A Masterpiece of Letter Writing

Norbert Lieth

The letter to Philemon is considered to be a “masterpiece of letter writing” and is the most personal of all of Paul’s letters. An overview.

Because of the warmth and love expressed in the letter to Philemon, the letter has been compared to the Old Testament book of Ruth. It’s lines from a cell; that is, a letter written by the Apostle Paul while imprisoned in Rome, to his rich friend Philemon, who apparently lived in Colossae (Colossians 4:7-10). There he was, working alongside Archippus, a fellow church elder, and making his house available for the church to meet (Philemon 2). Paul wrote this letter around AD 62. The Scofield Bible names its theme as “love exemplified.” William MacDonald comments, “This little missive shows the courtesy, tact—with a dash of humor—and the loving heart of Paul.”

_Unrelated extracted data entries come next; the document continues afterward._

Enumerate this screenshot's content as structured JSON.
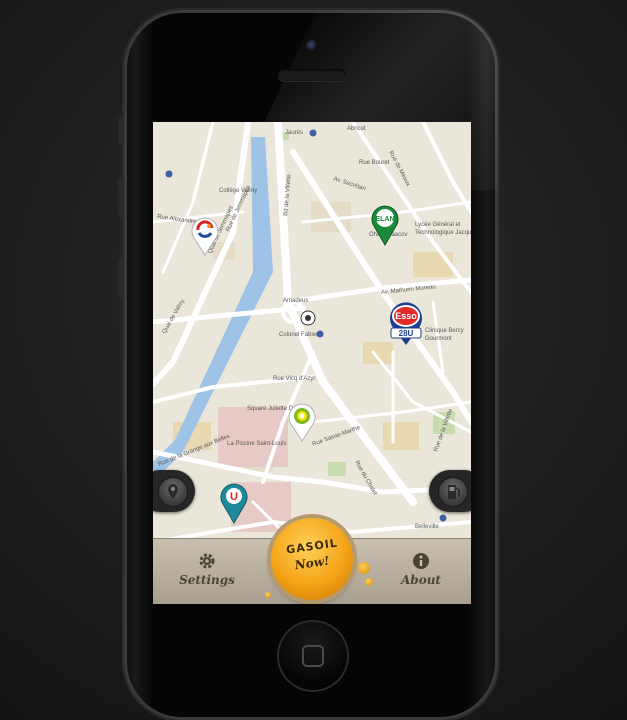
{
  "app": {
    "name": "Gasoil Now"
  },
  "map": {
    "streets": [
      "Jaurès",
      "Abricot",
      "Rue Bouret",
      "Rue de Meaux",
      "Av. Secrétan",
      "Collège Valmy",
      "Rue de Jemmapes",
      "Quai de Jemmapes",
      "Quai de Valmy",
      "Bd de la Villette",
      "Rue Alexandre Parodi",
      "Amadeus",
      "Colonel Fabien",
      "Av. Mathurin Moreau",
      "Rue Vicq d'Azyr",
      "Square Juliette Dodu",
      "La Piscine Saint-Louis",
      "Rue Sainte-Marthe",
      "Rue du Chalet",
      "Rue de la Grange aux Belles",
      "Lycée Général et Technologique Jacquard",
      "Ohalei Yaacov",
      "Belleville",
      "Rue de la Villette",
      "Clinique Bercy Gourmont"
    ]
  },
  "stations": [
    {
      "brand": "Total",
      "color": "#d7261e"
    },
    {
      "brand": "ELAN",
      "color": "#1a8a3a"
    },
    {
      "brand": "Esso",
      "color": "#1c3f8f",
      "badge": "28U"
    },
    {
      "brand": "BP",
      "color": "#7cb824"
    },
    {
      "brand": "U",
      "color": "#1d8a9c"
    }
  ],
  "controls": {
    "left_icon": "locate-icon",
    "right_icon": "fuel-icon"
  },
  "bottom_bar": {
    "settings_label": "Settings",
    "about_label": "About",
    "logo_line1": "GASOIL",
    "logo_line2": "Now!"
  }
}
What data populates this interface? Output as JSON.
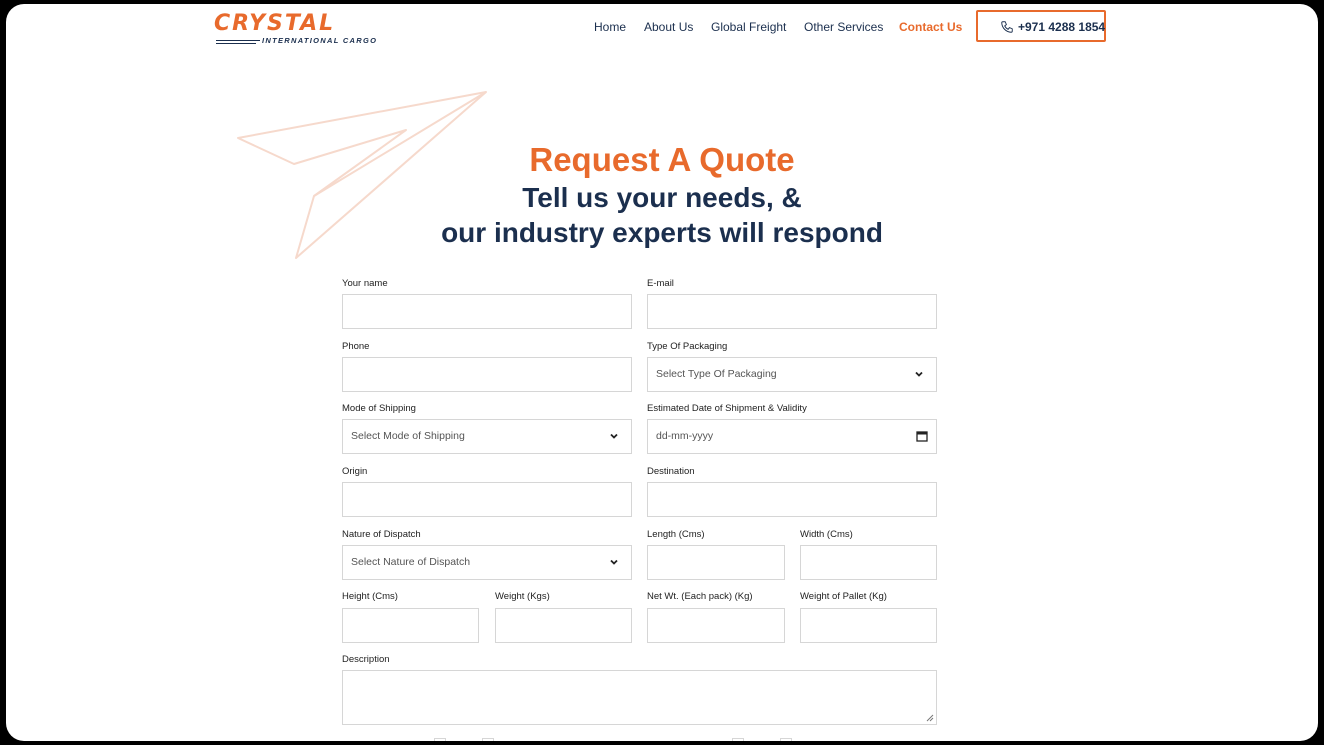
{
  "header": {
    "logo_word": "CRYSTAL",
    "logo_sub": "INTERNATIONAL CARGO",
    "nav": [
      {
        "label": "Home"
      },
      {
        "label": "About Us"
      },
      {
        "label": "Global Freight"
      },
      {
        "label": "Other Services"
      },
      {
        "label": "Contact Us",
        "active": true
      }
    ],
    "phone": "+971 4288 1854"
  },
  "hero": {
    "title": "Request A Quote",
    "subtitle_line1": "Tell us your needs, &",
    "subtitle_line2": "our industry experts will respond"
  },
  "form": {
    "name_label": "Your name",
    "email_label": "E-mail",
    "phone_label": "Phone",
    "packaging_label": "Type Of Packaging",
    "packaging_placeholder": "Select Type Of Packaging",
    "mode_label": "Mode of Shipping",
    "mode_placeholder": "Select Mode of Shipping",
    "date_label": "Estimated Date of Shipment & Validity",
    "date_placeholder": "dd-mm-yyyy",
    "origin_label": "Origin",
    "destination_label": "Destination",
    "dispatch_label": "Nature of Dispatch",
    "dispatch_placeholder": "Select Nature of Dispatch",
    "length_label": "Length (Cms)",
    "width_label": "Width (Cms)",
    "height_label": "Height (Cms)",
    "weight_label": "Weight (Kgs)",
    "netwt_label": "Net Wt. (Each pack) (Kg)",
    "pallet_label": "Weight of Pallet (Kg)",
    "description_label": "Description"
  },
  "colors": {
    "accent": "#e86a2c",
    "navy": "#1b2f4e"
  },
  "icons": [
    "phone-icon",
    "chevron-down-icon",
    "calendar-icon",
    "paper-plane-icon",
    "resize-grip-icon"
  ]
}
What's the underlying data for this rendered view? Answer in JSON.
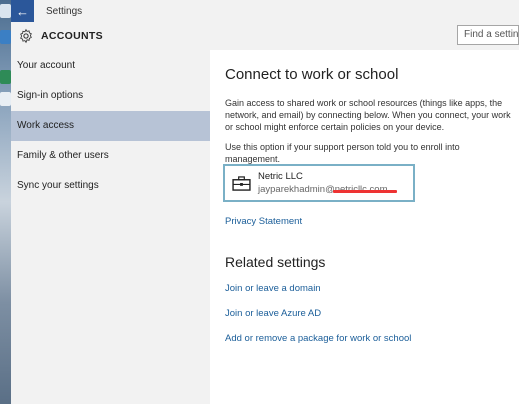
{
  "window": {
    "title": "Settings"
  },
  "header": {
    "title": "ACCOUNTS",
    "search_placeholder": "Find a setting"
  },
  "sidebar": {
    "items": [
      {
        "label": "Your account",
        "active": false
      },
      {
        "label": "Sign-in options",
        "active": false
      },
      {
        "label": "Work access",
        "active": true
      },
      {
        "label": "Family & other users",
        "active": false
      },
      {
        "label": "Sync your settings",
        "active": false
      }
    ]
  },
  "main": {
    "heading": "Connect to work or school",
    "description1": "Gain access to shared work or school resources (things like apps, the network, and email) by connecting below. When you connect, your work or school might enforce certain policies on your device.",
    "description2": "Use this option if your support person told you to enroll into management.",
    "account": {
      "name": "Netric LLC",
      "email": "jayparekhadmin@netricllc.com"
    },
    "privacy_link": "Privacy Statement",
    "related_heading": "Related settings",
    "related_links": [
      "Join or leave a domain",
      "Join or leave Azure AD",
      "Add or remove a package for work or school"
    ]
  },
  "colors": {
    "accent": "#2b579a",
    "active_nav": "#b7c3d6",
    "link": "#1b5e99",
    "card_border": "#7ab0c6"
  }
}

This letter concerns the Apostle’s struggle for a slave named Onesimus. Onesimus had been employed in Philemon’s house, and had probably robbed his master (v. 18). Due to his flight to Rome, he had somehow ended up in prison there. He met Paul among the prisoners, and was converted. Now Paul was sending him back, along with a coworker named Tychicus, who took a letter from the Apostle to the Colossians and one to Philemon (Col 4:7-10). In the letter to Philemon, we see the love of the Savior exhibited through Paul toward a man who was caught in sin, even in the midst of his own captivity. Paul had a heart for kings, governors, princes, soldiers, and slaves alike. Paul reached both the rich Philemon and the poor slave Onesimus with the Gospel. It’s noteworthy how Paul assumes the position of a lawyer dedicated to his client, and represents him. The great Apostle fights, wrestles, and vouches for Onesimus, who was “only” a slave.

We also see that the Holy Spirit’s work cannot be bound. Despite captivity, Paul was free. The Lord can also use the most unfavorable circumstances in our lives and make something of them, to proclaim His glorious name. So, the Lord doesn’t just use large, well-organized gatherings to save people around us, but also our everyday lives and the situation we’re in. Paul could just as easily preach the Gospel to kings, synagogues, Areopagus in Athens, or in prison. He could be used anywhere, and didn’t make his condition an obstacle to testifying of his Lord.

The letter to Philemon also shows us how the Gospel can change people. For one thing, in the relationship of a sinner to God; but apart from that, within interpersonal relationships as well. We see how important it is to remedy the wrongs we’ve committed, despite being forgiven. Onesimus is sent back to his master. Forgiveness is emphasized here, but the wrongs committed must also be corrected and sorted out in front of others.

From the Apostle’s letter, we further learn how wisdom prevails. Paul acts wisely; deliberately not as an apostle, but as a friend and brother, and even with a certain deference to Philemon. As a result, he wins this beloved brother again to his cause. “The mouth of the righteous speaketh wisdom, and his tongue talketh of judgment” (Psalm 37:30). And, “he that winneth souls is wise” (Proverbs 11:30b).

In the letter to Philemon, the Holy Spirit turns out to be the One who possesses and conveys tact. The Scofield Bible remarks, “[The letter] is of priceless value as instruction in practical righteousness; Christian brotherhood; Christian courtesy; and the law of love.”

Martin Luther wrote: “This epistle gives us a masterful and tender illustration of Christian love. For here we see how St. Paul takes the part of poor Onesimus and, to the best of his ability, advocates his cause with his master. He acts exactly as if he were himself Onesimus, who had done wrong. Yet he does this not with force or compulsion, as lay within his rights; but he empties himself of his rights in order to compel Philemon also to waive his rights. What Christ has done for us with God the Father, that St. Paul does also for Onesimus with Philemon. For we are all His Onesimuses if we believe.”

Last but not least, we learn that if each of us saw ourselves as an Onesimus, yet stood up for brothers and sisters as a Paul, things would be well in the kingdom of God and we would have no brotherly difficulties.